I wrote my first five novels (all firmly locked away in a drawer) as a full-time stay-at-home mum and consultant, so my only time to write was from 5 am until 7 am each morning including on the weekend. I think the diligence of keeping to such a schedule for many years trained my creative brain to kick in at that particular time, which I sometimes rue as an empty-nester! I will write anywhere there’s a chair but my favorite place is the little writer’s shed in our garden—just far enough from the family to forget about mundane responsibilities, but close enough for them to bring me cups of tea.

What are you working on now?

I am finishing up the first draft of my third book for my publisher. A character from my debut novel reappears in my sophomore effort Bloomsbury Girls and now one of its characters will be the focus of this new one. In this way my first three books share connective tissue, allowing me to indulge in some world-building as well as never quite leaving my characters fully behind.
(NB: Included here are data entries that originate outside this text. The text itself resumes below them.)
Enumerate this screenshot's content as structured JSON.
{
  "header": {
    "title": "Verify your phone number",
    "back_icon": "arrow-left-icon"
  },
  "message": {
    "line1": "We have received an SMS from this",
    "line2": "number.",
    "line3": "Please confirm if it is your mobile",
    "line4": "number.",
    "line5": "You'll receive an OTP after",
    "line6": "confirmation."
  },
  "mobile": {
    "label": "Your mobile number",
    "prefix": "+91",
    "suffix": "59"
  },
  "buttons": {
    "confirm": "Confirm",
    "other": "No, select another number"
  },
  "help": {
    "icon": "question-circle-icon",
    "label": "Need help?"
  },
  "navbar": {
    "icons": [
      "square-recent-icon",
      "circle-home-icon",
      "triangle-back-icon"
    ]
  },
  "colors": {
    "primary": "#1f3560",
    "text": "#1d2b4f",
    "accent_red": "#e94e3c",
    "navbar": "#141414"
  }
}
They got me through some really difficult times, so I appreciate that!

Have you ever suffered from writer’s block?

Never, I am sorry to say. There is a lot going on in here [knocks own head]. But as with everything in life, I am sure my time will come!

What’s the best writing advice you’ve ever received?

From my agent—always from my agent: “if you write like you know where you’re going, the audience will follow you anywhere.” This fostered so much creative latitude in me that I had a fictionalized version of Daphne du Maurier instruct one of the aspiring writer characters of Bloomsbury Girls with these exact same words.

What’s your advice to new writers?

Although it is important to build the writing muscle through diligence and perseverance, it is also okay to take a break at times (in my case, a ten-year one!). But do try to keep writing for as long as it gives you pleasure (and I use that word loosely here, as “pleasure” can include hard-earned knowledge or skill) because the goal is to be sitting in the chair, exercising those creative muscles, when the muse strikes. If there is one thing that I have learned about this industry, it is how critical it is to be genuinely and uniquely inspired—which is a huge matter of luck, especially given that publishers are constantly acquiring books in the hope of their resonating with readers in almost two years’ time.

Natalie Jenner is the internationally bestselling author of THE JANE AUSTEN SOCIETY and BLOOMSBURY GIRLS. A USA Today and #1 national bestseller, THE JANE AUSTEN SOCIETY was named one of the best books of 2020 by Amazon and Goodreads and has been sold for translation in twenty-one countries. BLOOMSBURY GIRLS released in May 2022 and is a June Indie Next Pick and People Magazine Book of the Week. Born in England and raised in Canada, Natalie has been a corporate lawyer, career coach and, most recently, an independent bookstore owner in Oakville, Ontario, where she lives with her family and two rescue dogs.